Рыдания заглушили остальные слова Лейхтвейса. Лора бросилась на грудь Елизаветы, которая с нежностью целовала залитое горькими слезами лицо подруги. Остальные разбойники также заливались слезами. Они плакали, как дети, и не стыдились своих слез.

— В таком случае, — воскликнул Зигрист, первый овладевший собой, — мы, как и прежде, подчинимся тебе, атаман! Все, что ты решаешь, бывает всегда умно и правильно. И теперь ты прав, как всегда. Освободи сына из рук негодяя Батьяни и возвращайся как можно скорей в твое новое отечество. Когда ты вернешься, то, клянусь тебе, ты найдешь здесь все в таком же состоянии, в каком оставляешь. День вашего возвращения будет счастливейшим днем для Лораберга.
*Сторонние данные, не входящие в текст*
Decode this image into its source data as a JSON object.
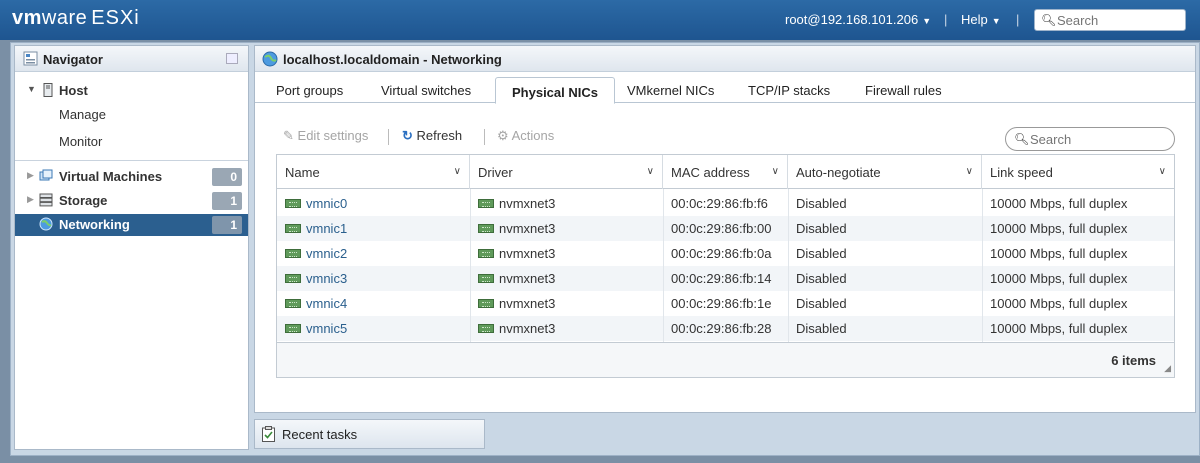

Все принялись с лихорадочной поспешностью снаряжать отъезжающих в путь. Багаж Лоры и Лейхтвейса был нагружен на мула, сами они сели на верховых лошадей; то же сделали и остальные разбойники, желая проводить дорогих людей хоть часть пути. Последний раз остановились разбойники и его жена перед старым первобытным дубом. Они в безмолвном волнении смотрели на его раскидистые ветви, как в горе, так и в счастье осенявшие их головы. Еще раз окинули они взором всю окрестность, и слеза за слезой катилась из их глаз. Наконец Лейхтвейс дал знак к отъезду. Безмолвно тянулся караван по лесной опушке. Никому не хотелось говорить: от избытка чувств уста немеют.

Едва достигли берега реки Гилы, как начало темнеть. Лейхтвейс и Лора остановили своих коней. Собрав около себя товарищей, Лейхтвейс заговорил глубоко взволнованным голосом:

— Дорогие друзья мои! Час разлуки настал. Расстанемся как мужественные люди, привыкшие смотреть в глаза смерти. Вспомним, сколько раз мы ощущали на себе всесильную десницу Божью, готовую всегда защитить нас от грозной опасности. Обнимемся еще раз, братья мои, и примите мои последние наставления: берегите и охраняйте нашу долину. Если нам не суждено будет увидеться, то живите в ней мирно и счастливо. Отныне никогда не простирайте руки к чужому добру. Напротив, оказывайте гостеприимство и защиту каждому страннику, проходящему через Лораберг. Юноши, берите себе в жены женщин, которые будут любить и уважать вас, и вы будете счастливыми мужьями и отцами. Родители, ведите жизнь мирную и спокойную и с радостью наслаждайтесь тем, что судьба послала на вашу долю.

Так как всякое общество, как бы оно ни было мало, нуждается в руководителе, а я, ваш нынешний глава, вас покидаю, то заместителем себе и, если уж на то пойдет, преемником назначаю Зигриста. Он человек надежный и хороший и поведет вас к добру. А теперь прощайте… Еще раз горячее, сердечное спасибо вам за вашу любовь ко мне. Генрих Антон Лейхтвейс никогда не забудет вас. Если нам не суждено больше увидеться здесь, то будем утешать себя надеждой, что мы встретимся там, наверху, на небесах, где встречаются все, любившие друг друга на земле.

Разбойники обняли обожаемого ими атамана. Они целовали его лицо и руки, с трудом удерживая горькие рыдания.

— Довольно… довольно!.. — воскликнул наконец Лейхтвейс, будучи дольше не в силах владеть собой. — Будущее должно нас встретить сильными и хладнокровными. Еще раз прощайте, будьте счастливы… До свидания…

— До свидания, до свидания, Генрих Антон Лейхтвейс, доброго пути… доброго пути… до свидания.

Лейхтвейс пришпорил лошадь, и они вместе с женой пустились вперед. Кони перешли реку Гилу вброд и вышли на противоположный берег. Лора и Лейхтвейс еще раз оглянулись назад… последний взгляд… поклон, и путешественники исчезли в лесу.

В глубоком молчании вернулся Зигрист со своими товарищами в Лораберг.